TGFβ-induced anchorage-independent growth (AIG) and migration require PDGFR and ErbB mediation. A) Analyses of TGFβ1-stimulated AIG in the presence of lapatinib and/or imatinib. Treatments were done in triplicate; number of experiments included for each particular treatment is indicated. Error bars = sem. Significant inhibition of ErbB and PDGFR can be attained using higher concentrations of lapatinib and imatinib, respectively, whereas a combination of both drugs at suboptimal doses yields a synergistic effect. B) Analyses of TGFβ1-induced cell migration in the presence of pharmacological inhibitors of ErbB (lapatinib; 5 μM), PDGFR (AG1295; 20 μM), and MEK (U0126; 10 μM). Representative photomicrographs are shown. C) Quantitative analysis of B, where values are from 2 independent experiments, with 4 replicates/treatment. Error bars = sd. Results in B and C show that all 3 pathways are required for TGFβ-induced cell migration.

Figure 6.

Imatinib and lapatinib cooperate to attenuate BLM-induced lung remodeling. A) Masson's Trichrome staining of paraffin-embedded lung sections from mice challenged with BLM (or saline) for 28 d and treated daily with imatinib and/or lapatinib beginning 15 d following initial BLM insult. Representative photomicrographs are shown (original view ×10). B, C) Quantitative analysis of hydroxyproline contents of lung sections generated from mice treated as in A. D, E) Pixellation scores (expressed as percentage of positive BLM control; ref. 30) quantifying H&E or immunohistochemical staining of lung sections prepared as in A. Data show expression or deposition of smooth muscle actin (SMA), vimentin, fibronectin, collagen I or collagen IV. H&E staining facilitates a direct visualization of collagen.
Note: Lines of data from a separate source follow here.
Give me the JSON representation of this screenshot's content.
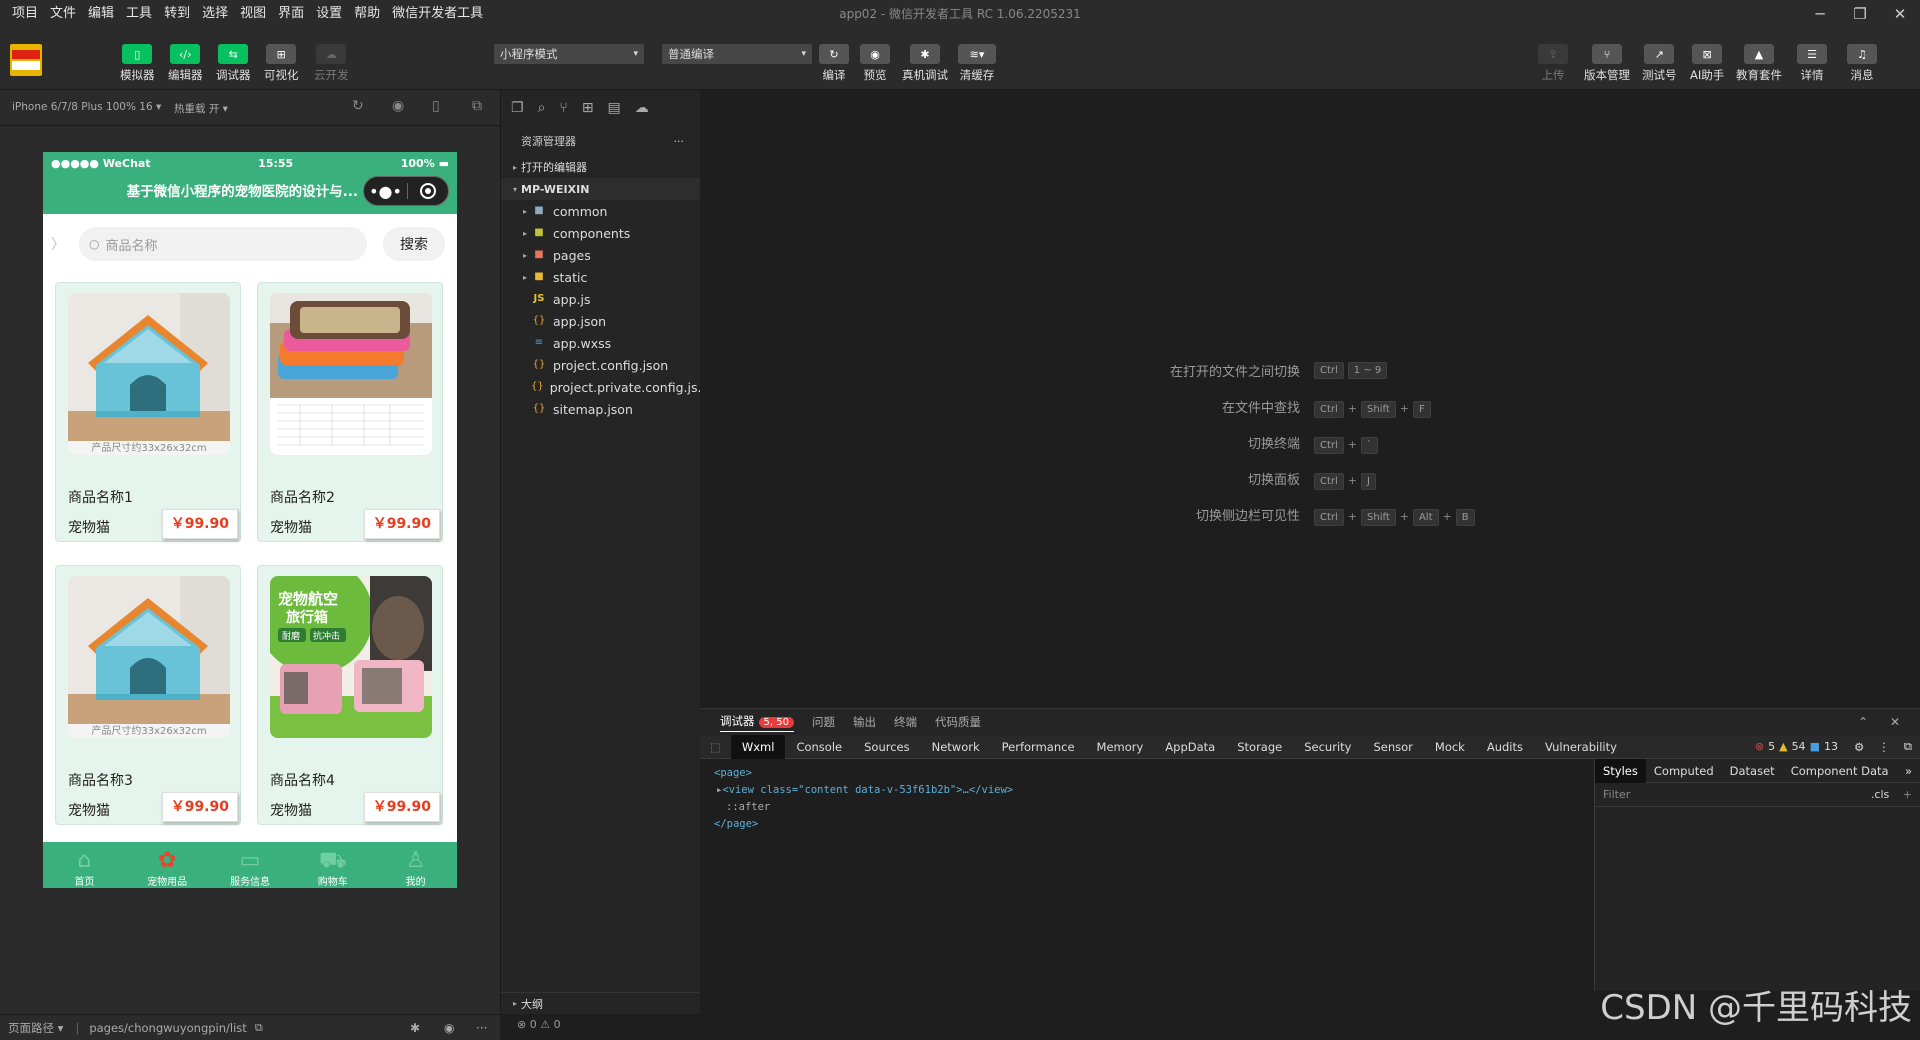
{
  "menubar": {
    "items": [
      "项目",
      "文件",
      "编辑",
      "工具",
      "转到",
      "选择",
      "视图",
      "界面",
      "设置",
      "帮助",
      "微信开发者工具"
    ],
    "window_title": "app02 - 微信开发者工具 RC 1.06.2205231"
  },
  "toolbar": {
    "left_buttons": [
      {
        "label": "模拟器",
        "icon": "phone-icon"
      },
      {
        "label": "编辑器",
        "icon": "code-icon"
      },
      {
        "label": "调试器",
        "icon": "debug-icon"
      },
      {
        "label": "可视化",
        "icon": "layout-icon"
      },
      {
        "label": "云开发",
        "icon": "cloud-icon"
      }
    ],
    "mode_select": "小程序模式",
    "compile_select": "普通编译",
    "mid_buttons": [
      {
        "label": "编译",
        "icon": "refresh-icon"
      },
      {
        "label": "预览",
        "icon": "eye-icon"
      },
      {
        "label": "真机调试",
        "icon": "bug-icon"
      },
      {
        "label": "清缓存",
        "icon": "layers-icon"
      }
    ],
    "right_buttons": [
      {
        "label": "上传",
        "icon": "upload-icon"
      },
      {
        "label": "版本管理",
        "icon": "branch-icon"
      },
      {
        "label": "测试号",
        "icon": "external-icon"
      },
      {
        "label": "AI助手",
        "icon": "ai-icon"
      },
      {
        "label": "教育套件",
        "icon": "graduation-icon"
      },
      {
        "label": "详情",
        "icon": "menu-icon"
      },
      {
        "label": "消息",
        "icon": "bell-icon"
      }
    ]
  },
  "simulator": {
    "device": "iPhone 6/7/8 Plus 100% 16",
    "hot_reload": "热重载 开",
    "status": {
      "carrier": "●●●●● WeChat",
      "time": "15:55",
      "battery": "100%"
    },
    "nav_title": "基于微信小程序的宠物医院的设计与...",
    "search_placeholder": "商品名称",
    "search_button": "搜索",
    "products": [
      {
        "name": "商品名称1",
        "category": "宠物猫",
        "price": "￥99.90"
      },
      {
        "name": "商品名称2",
        "category": "宠物猫",
        "price": "￥99.90"
      },
      {
        "name": "商品名称3",
        "category": "宠物猫",
        "price": "￥99.90"
      },
      {
        "name": "商品名称4",
        "category": "宠物猫",
        "price": "￥99.90"
      }
    ],
    "image_captions": [
      "产品尺寸约33x26x32cm",
      "产品尺寸约33x26x32cm"
    ],
    "promo_text": {
      "line1": "宠物航空",
      "line2": "旅行箱",
      "tag1": "耐磨",
      "tag2": "抗冲击"
    },
    "tabs": [
      {
        "label": "首页",
        "icon": "home-icon"
      },
      {
        "label": "宠物用品",
        "icon": "grid-icon"
      },
      {
        "label": "服务信息",
        "icon": "service-icon"
      },
      {
        "label": "购物车",
        "icon": "cart-icon"
      },
      {
        "label": "我的",
        "icon": "user-icon"
      }
    ]
  },
  "bottom": {
    "path_label": "页面路径",
    "path": "pages/chongwuyongpin/list",
    "errors": "⊗ 0 ⚠ 0"
  },
  "explorer": {
    "title": "资源管理器",
    "open_editors": "打开的编辑器",
    "project": "MP-WEIXIN",
    "folders": [
      "common",
      "components",
      "pages",
      "static"
    ],
    "files": [
      "app.js",
      "app.json",
      "app.wxss",
      "project.config.json",
      "project.private.config.js...",
      "sitemap.json"
    ],
    "outline": "大纲"
  },
  "shortcuts": [
    {
      "desc": "在打开的文件之间切换",
      "keys": [
        "Ctrl",
        "1 ~ 9"
      ]
    },
    {
      "desc": "在文件中查找",
      "keys": [
        "Ctrl",
        "+",
        "Shift",
        "+",
        "F"
      ]
    },
    {
      "desc": "切换终端",
      "keys": [
        "Ctrl",
        "+",
        "`"
      ]
    },
    {
      "desc": "切换面板",
      "keys": [
        "Ctrl",
        "+",
        "J"
      ]
    },
    {
      "desc": "切换侧边栏可见性",
      "keys": [
        "Ctrl",
        "+",
        "Shift",
        "+",
        "Alt",
        "+",
        "B"
      ]
    }
  ],
  "debugger": {
    "tabs": [
      "调试器",
      "问题",
      "输出",
      "终端",
      "代码质量"
    ],
    "badge": "5, 50",
    "devtools_tabs": [
      "Wxml",
      "Console",
      "Sources",
      "Network",
      "Performance",
      "Memory",
      "AppData",
      "Storage",
      "Security",
      "Sensor",
      "Mock",
      "Audits",
      "Vulnerability"
    ],
    "counts": {
      "errors": "5",
      "warnings": "54",
      "info": "13"
    },
    "dom_lines": [
      "<page>",
      "<view class=\"content data-v-53f61b2b\">…</view>",
      "::after",
      "</page>"
    ],
    "style_tabs": [
      "Styles",
      "Computed",
      "Dataset",
      "Component Data"
    ],
    "filter_placeholder": "Filter",
    "cls": ".cls"
  },
  "watermark": "CSDN @千里码科技",
  "colors": {
    "brand_green": "#3bb07f",
    "accent_green": "#07c160",
    "price_red": "#e83c1e"
  }
}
Errors bars = sd. For C and E, both imatinib and lapatinib were used at 50 mg/kg/d. Results support a cooperative therapeutic role of imatinib and lapatinib in attenuating lung remodeling, as evidenced by reduced extracellular matrix production/deposition.

Figure 7.

Dual therapy with imatinib and lapatinib stabilizes lung gas exchange in BLM-challenged mice. Time-dependent fluctuation of oxygen saturation (SpO₂) levels (determined on room air) in mice challenged with BLM (or saline) for 28 d and treated with imatinib and/or lapatinib (both at 50 mg/kg/d) beginning 15 d after initial BLM insult. Errors bars = sem (n=6). While administration of individual drugs resulted in partial recovery, a dual treatment yielded a cooperative effect on lung physiology, as indicated by the respective increases in dissolved oxygen levels.